I was just listening to Chris Pipkin’s podcast from last summer, in which he talked about Owen Barfield’s theory of Poetic Diction with Prof. Verlyn Flieger.
Barfield’s idea, as I’ve talked about before, is that in the early days of language, many concepts (as we conceive them) were combined in a single word. We don’t have direct access to the earliest days, but we can see some of it in ancient Greece. For example, Hestia the goddess and “hestia” (εστία) the hearth weren’t two different things; they were a single thought. Since then, as we have needed to speak more specifically and more abstractly, we’ve fractured those ur-concepts into lots of precise words. That’s a positive development: we can make things and do things and think things the ancients could never conceive of. But we’ve lost something along the way.
Prof. Flieger tells us in Splintered Light was that Tolkien took this idea and ran with it. All of Arda is just such a splintering of the thought of Eru. The Ainur split into Valar and Maiar. The Elves split into Calaquendi and Moriquendi, and then into a dozen subdivisions. Humans likewise. Even hobbits split into Stoors and Harfoots and Fallohides.
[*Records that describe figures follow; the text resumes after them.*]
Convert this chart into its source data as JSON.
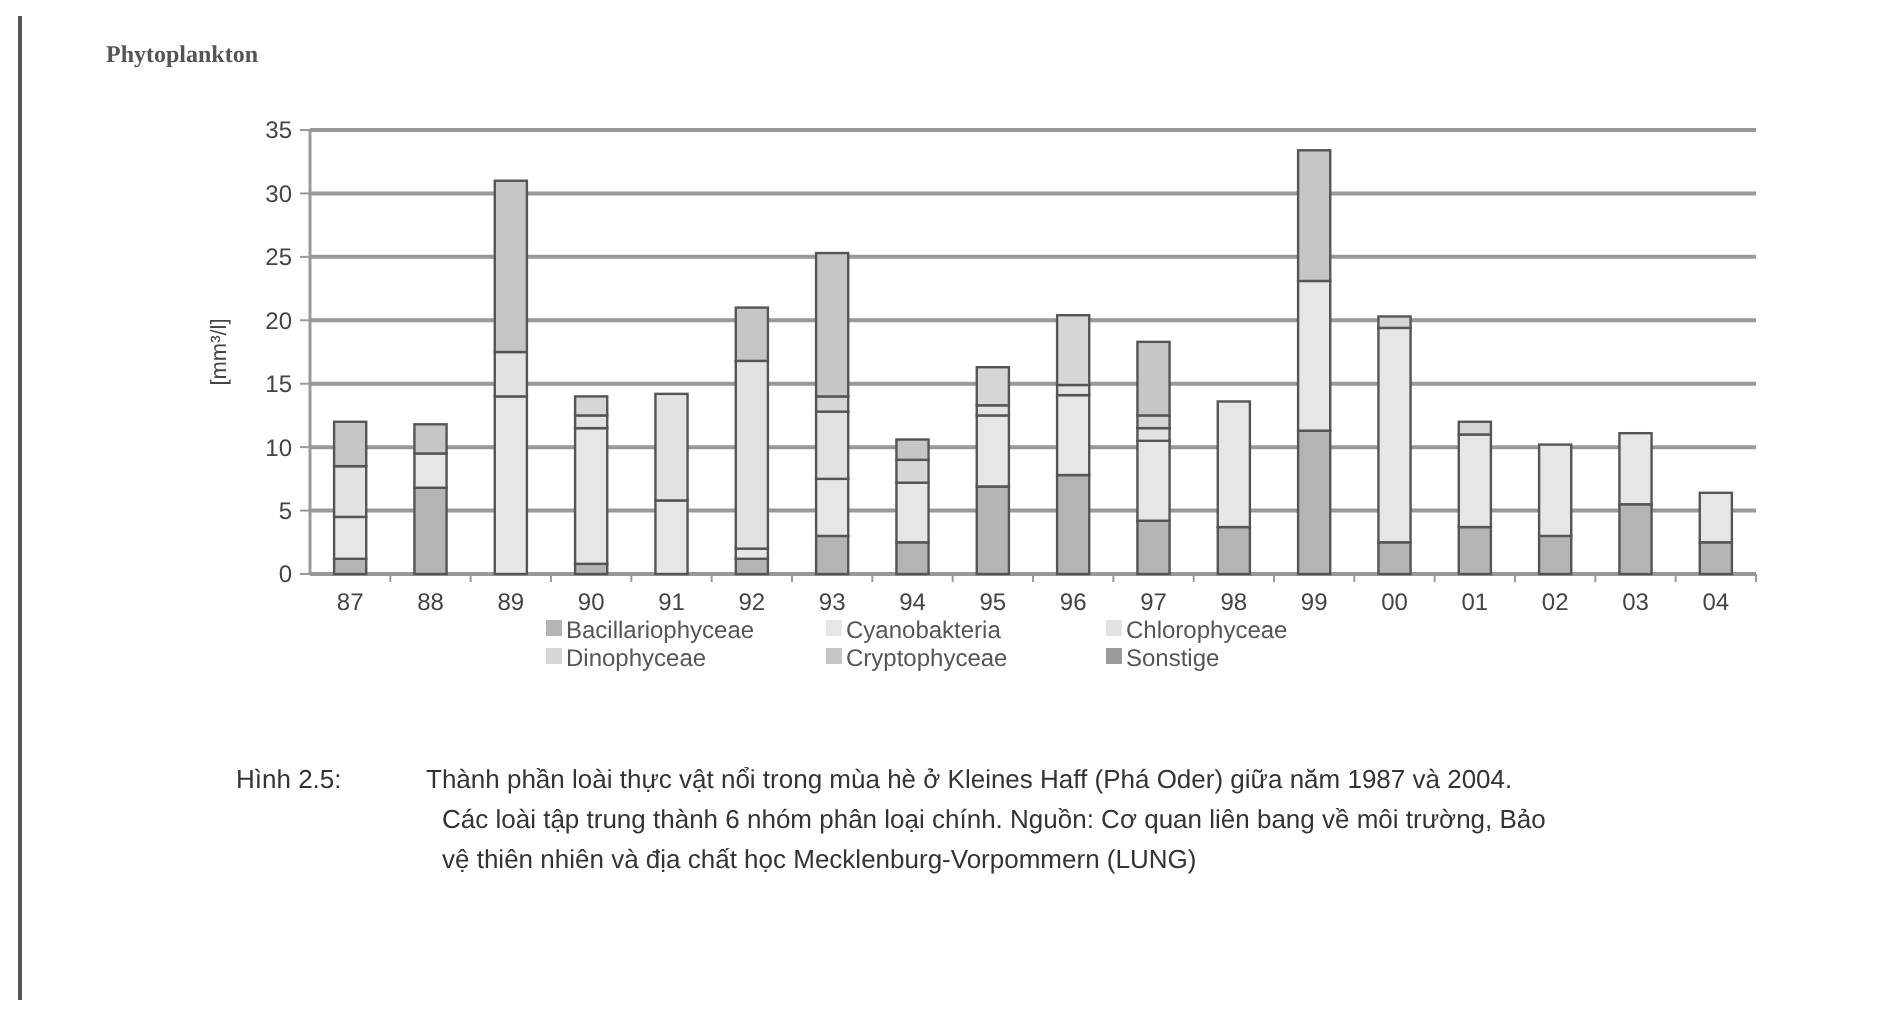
{
  "chart_data": {
    "type": "bar",
    "stacked": true,
    "title": "Phytoplankton",
    "ylabel": "[mm³/l]",
    "categories": [
      "87",
      "88",
      "89",
      "90",
      "91",
      "92",
      "93",
      "94",
      "95",
      "96",
      "97",
      "98",
      "99",
      "00",
      "01",
      "02",
      "03",
      "04"
    ],
    "series": [
      {
        "name": "Bacillariophyceae",
        "color": "#b4b4b4",
        "values": [
          1.2,
          6.8,
          0,
          0.8,
          0,
          1.2,
          3,
          2.5,
          6.9,
          7.8,
          4.2,
          3.7,
          11.3,
          2.5,
          3.7,
          3,
          5.5,
          2.5
        ]
      },
      {
        "name": "Cyanobakteria",
        "color": "#e6e6e6",
        "values": [
          3.3,
          2.7,
          14,
          10.7,
          5.8,
          0.8,
          4.5,
          4.7,
          5.6,
          6.3,
          6.3,
          9.9,
          11.8,
          16.9,
          7.3,
          7.2,
          5.6,
          3.9
        ]
      },
      {
        "name": "Chlorophyceae",
        "color": "#e2e2e2",
        "values": [
          4,
          0,
          3.5,
          1,
          8.4,
          14.8,
          5.3,
          0,
          0.8,
          0.8,
          1,
          0,
          0,
          0,
          0,
          0,
          0,
          0
        ]
      },
      {
        "name": "Dinophyceae",
        "color": "#d6d6d6",
        "values": [
          0,
          0,
          0,
          1.5,
          0,
          0,
          1.2,
          1.8,
          3,
          5.5,
          1,
          0,
          0,
          0.9,
          1,
          0,
          0,
          0
        ]
      },
      {
        "name": "Cryptophyceae",
        "color": "#c6c6c6",
        "values": [
          3.5,
          2.3,
          13.5,
          0,
          0,
          4.2,
          11.3,
          1.6,
          0,
          0,
          5.8,
          0,
          10.3,
          0,
          0,
          0,
          0,
          0
        ]
      },
      {
        "name": "Sonstige",
        "color": "#9a9a9a",
        "values": [
          0,
          0,
          0,
          0,
          0,
          0,
          0,
          0,
          0,
          0,
          0,
          0,
          0,
          0,
          0,
          0,
          0,
          0
        ]
      }
    ],
    "ylim": [
      0,
      35
    ],
    "yticks": [
      0,
      5,
      10,
      15,
      20,
      25,
      30,
      35
    ],
    "grid": "y",
    "legend": "bottom",
    "annotations": [
      "Hình 2.5:",
      "Thành phần loài thực vật nổi trong mùa hè ở Kleines Haff (Phá Oder) giữa năm 1987 và 2004. Các loài tập trung thành 6 nhóm phân loại chính. Nguồn: Cơ quan liên bang về môi trường, Bảo vệ thiên nhiên và địa chất học Mecklenburg-Vorpommern (LUNG)"
    ]
  }
}
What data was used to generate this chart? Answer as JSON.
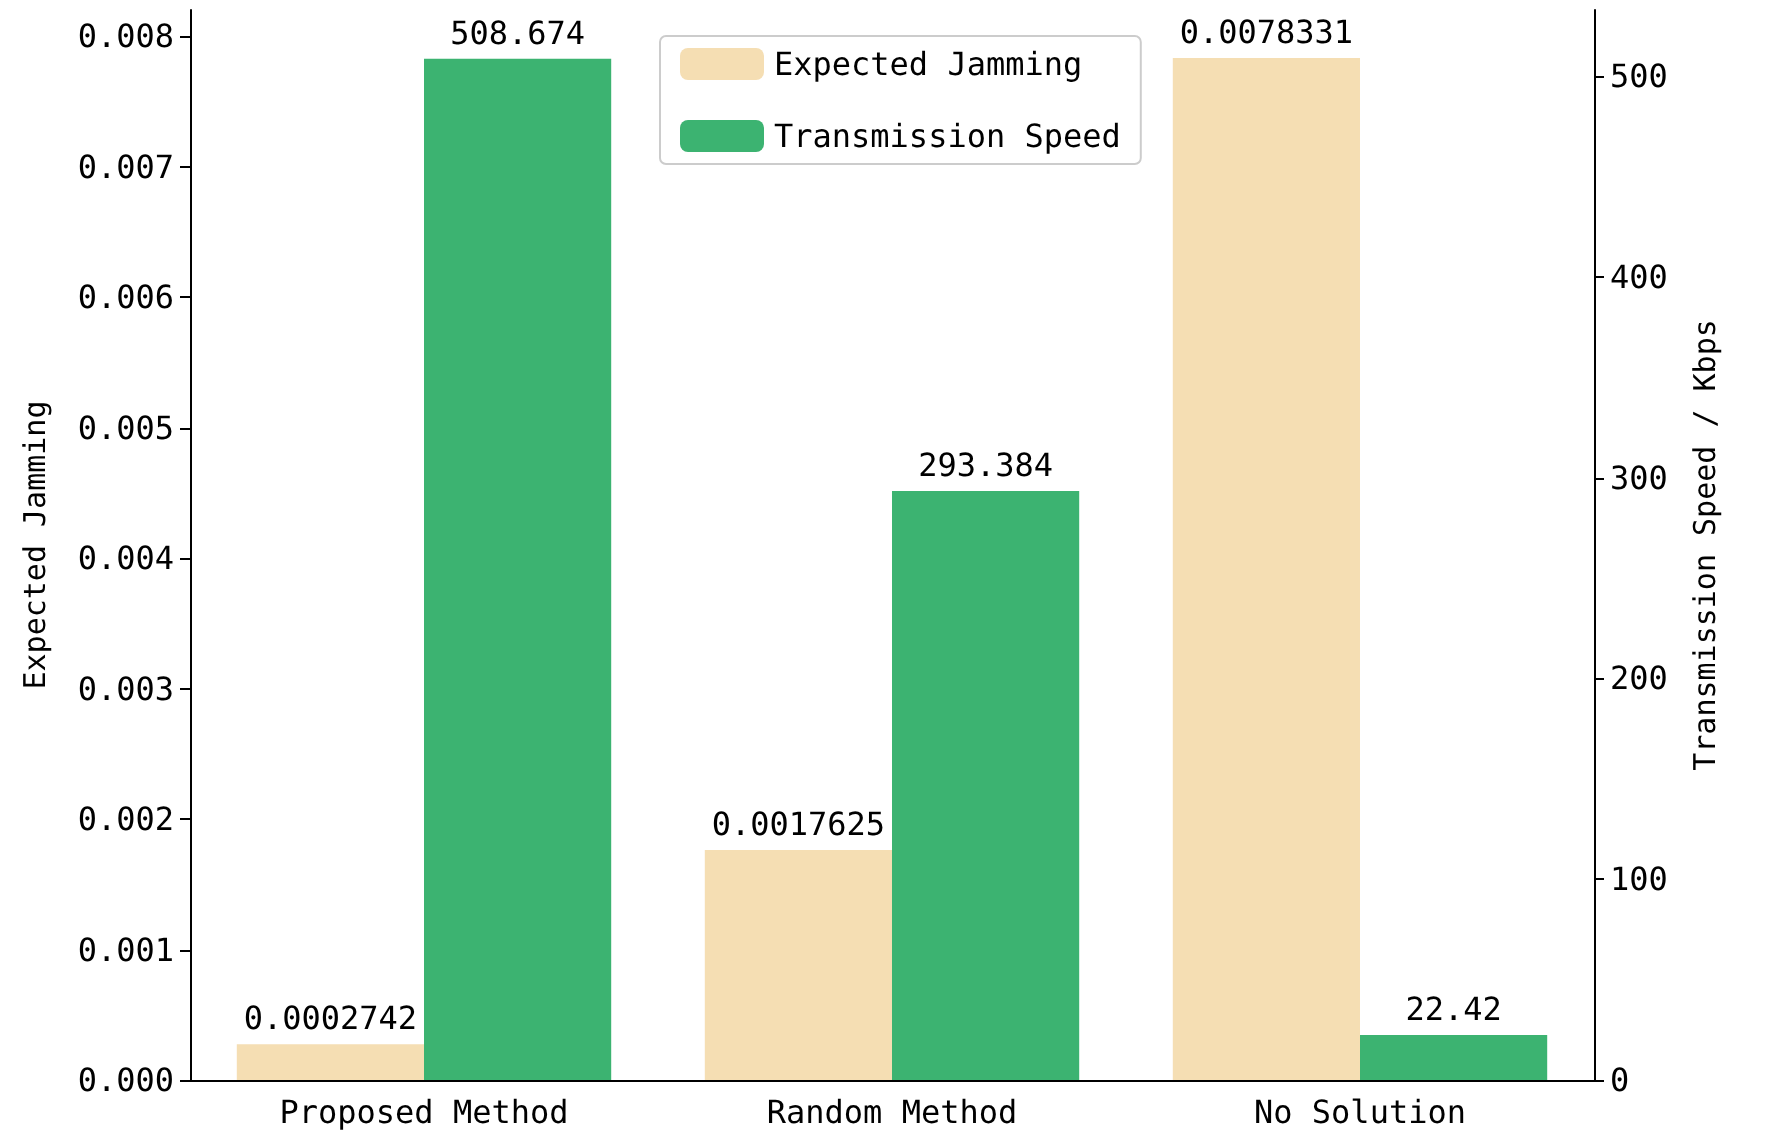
{
  "chart_data": {
    "type": "bar",
    "categories": [
      "Proposed Method",
      "Random Method",
      "No Solution"
    ],
    "series": [
      {
        "name": "Expected Jamming",
        "color": "#f5deb3",
        "values": [
          0.0002742,
          0.0017625,
          0.0078331
        ]
      },
      {
        "name": "Transmission Speed",
        "color": "#3cb371",
        "values": [
          508.674,
          293.384,
          22.42
        ],
        "axis": "y2"
      }
    ],
    "ylabel": "Expected Jamming",
    "y2label": "Transmission Speed / Kbps",
    "ylim": [
      0,
      0.0082
    ],
    "yticks": [
      {
        "value": 0,
        "label": "0.000"
      },
      0.001,
      0.002,
      0.003,
      0.004,
      0.005,
      0.006,
      0.007,
      0.008
    ],
    "y2lim": [
      0,
      533
    ],
    "y2ticks": [
      0,
      100,
      200,
      300,
      400,
      500
    ],
    "data_labels": true,
    "legend": "top",
    "grid": false
  }
}
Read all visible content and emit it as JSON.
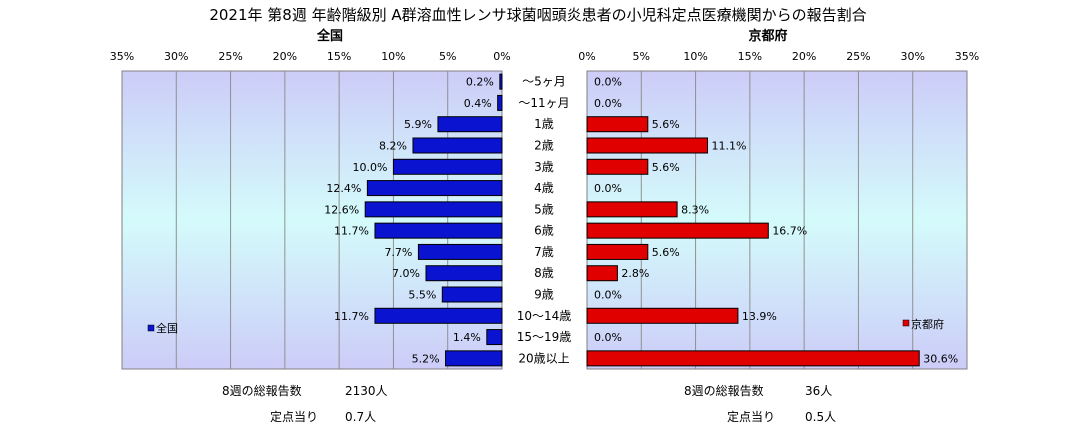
{
  "chart_data": {
    "type": "bar",
    "orientation": "horizontal-butterfly",
    "title": "2021年 第8週 年齢階級別 A群溶血性レンサ球菌咽頭炎患者の小児科定点医療機関からの報告割合",
    "categories": [
      "～5ヶ月",
      "～11ヶ月",
      "1歳",
      "2歳",
      "3歳",
      "4歳",
      "5歳",
      "6歳",
      "7歳",
      "8歳",
      "9歳",
      "10～14歳",
      "15～19歳",
      "20歳以上"
    ],
    "xlim": [
      0,
      35
    ],
    "ticks": [
      0,
      5,
      10,
      15,
      20,
      25,
      30,
      35
    ],
    "tick_suffix": "%",
    "grid": true,
    "series": [
      {
        "name": "全国",
        "panel_title": "全国",
        "color": "#0a14d0",
        "legend_position": "bottom-left",
        "values": [
          0.2,
          0.4,
          5.9,
          8.2,
          10.0,
          12.4,
          12.6,
          11.7,
          7.7,
          7.0,
          5.5,
          11.7,
          1.4,
          5.2
        ],
        "labels": [
          "0.2%",
          "0.4%",
          "5.9%",
          "8.2%",
          "10.0%",
          "12.4%",
          "12.6%",
          "11.7%",
          "7.7%",
          "7.0%",
          "5.5%",
          "11.7%",
          "1.4%",
          "5.2%"
        ]
      },
      {
        "name": "京都府",
        "panel_title": "京都府",
        "color": "#e00000",
        "legend_position": "bottom-right",
        "values": [
          0.0,
          0.0,
          5.6,
          11.1,
          5.6,
          0.0,
          8.3,
          16.7,
          5.6,
          2.8,
          0.0,
          13.9,
          0.0,
          30.6
        ],
        "labels": [
          "0.0%",
          "0.0%",
          "5.6%",
          "11.1%",
          "5.6%",
          "0.0%",
          "8.3%",
          "16.7%",
          "5.6%",
          "2.8%",
          "0.0%",
          "13.9%",
          "0.0%",
          "30.6%"
        ]
      }
    ]
  },
  "footer": {
    "national_total_label": "8週の総報告数",
    "national_total_value": "2130人",
    "national_per_label": "定点当り",
    "national_per_value": "0.7人",
    "kyoto_total_label": "8週の総報告数",
    "kyoto_total_value": "36人",
    "kyoto_per_label": "定点当り",
    "kyoto_per_value": "0.5人"
  }
}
Barfield’s book is called Poetic Diction because, as he sees it, gluing all those shattered pieces back together is the poet’s job. Sometimes the assembly is a reconstruction of the ancient thought. Other times it’s something new. This happens with characters in Tolkien all the time: pivotal characters are frequently of mixed ancestry, putting the variously split pieces back together again. Elrond is the extreme case in the First Age. His grandson Eldarion is the culmination in the Fourth.
So. Do we know anyone else who’s dedicated himself to putting the splinters of reality back together, better than before? Why yes, we do! Sauron dedicated himself to putting it all back together again. His mission at the beginning of the Second Age began “with fair motives: the reorganising and rehabilitation of the ruin of Middle-earth” (Letter 131). There are lots of ways to reassemble the splinters of original truth, some more poetic, others more effective. As I’ve previously noted, Sauron chose “hierarchy” as his organizing principle, and nearly conquered the world with it.
This is as close as I’ve ever come to sympathy for the devil. From this point of view, Sauron was working from almost the same motives as Celeborn and Galadriel, trying to reassemble something out of the messy shards of reality around him.
Of course, his plan for organizing things didn’t end well. He chose a method designed for effectiveness, not poetry. Efficient dictatorship, not poetic diction. Sauron was not just organizing the physical world, after all. “Morgoth dispersed his power into the very matter of Arda…” as Tolkien says in Morgoth’s Ring, so as Sauron reassembled and organized things, he simultaneously was re-consolidating Morgoth’s evil. You can’t do one without the other. And that might be the most succinct argument for Tolkien’s odd fusion of Catholicism and anarchism I’ve ever heard.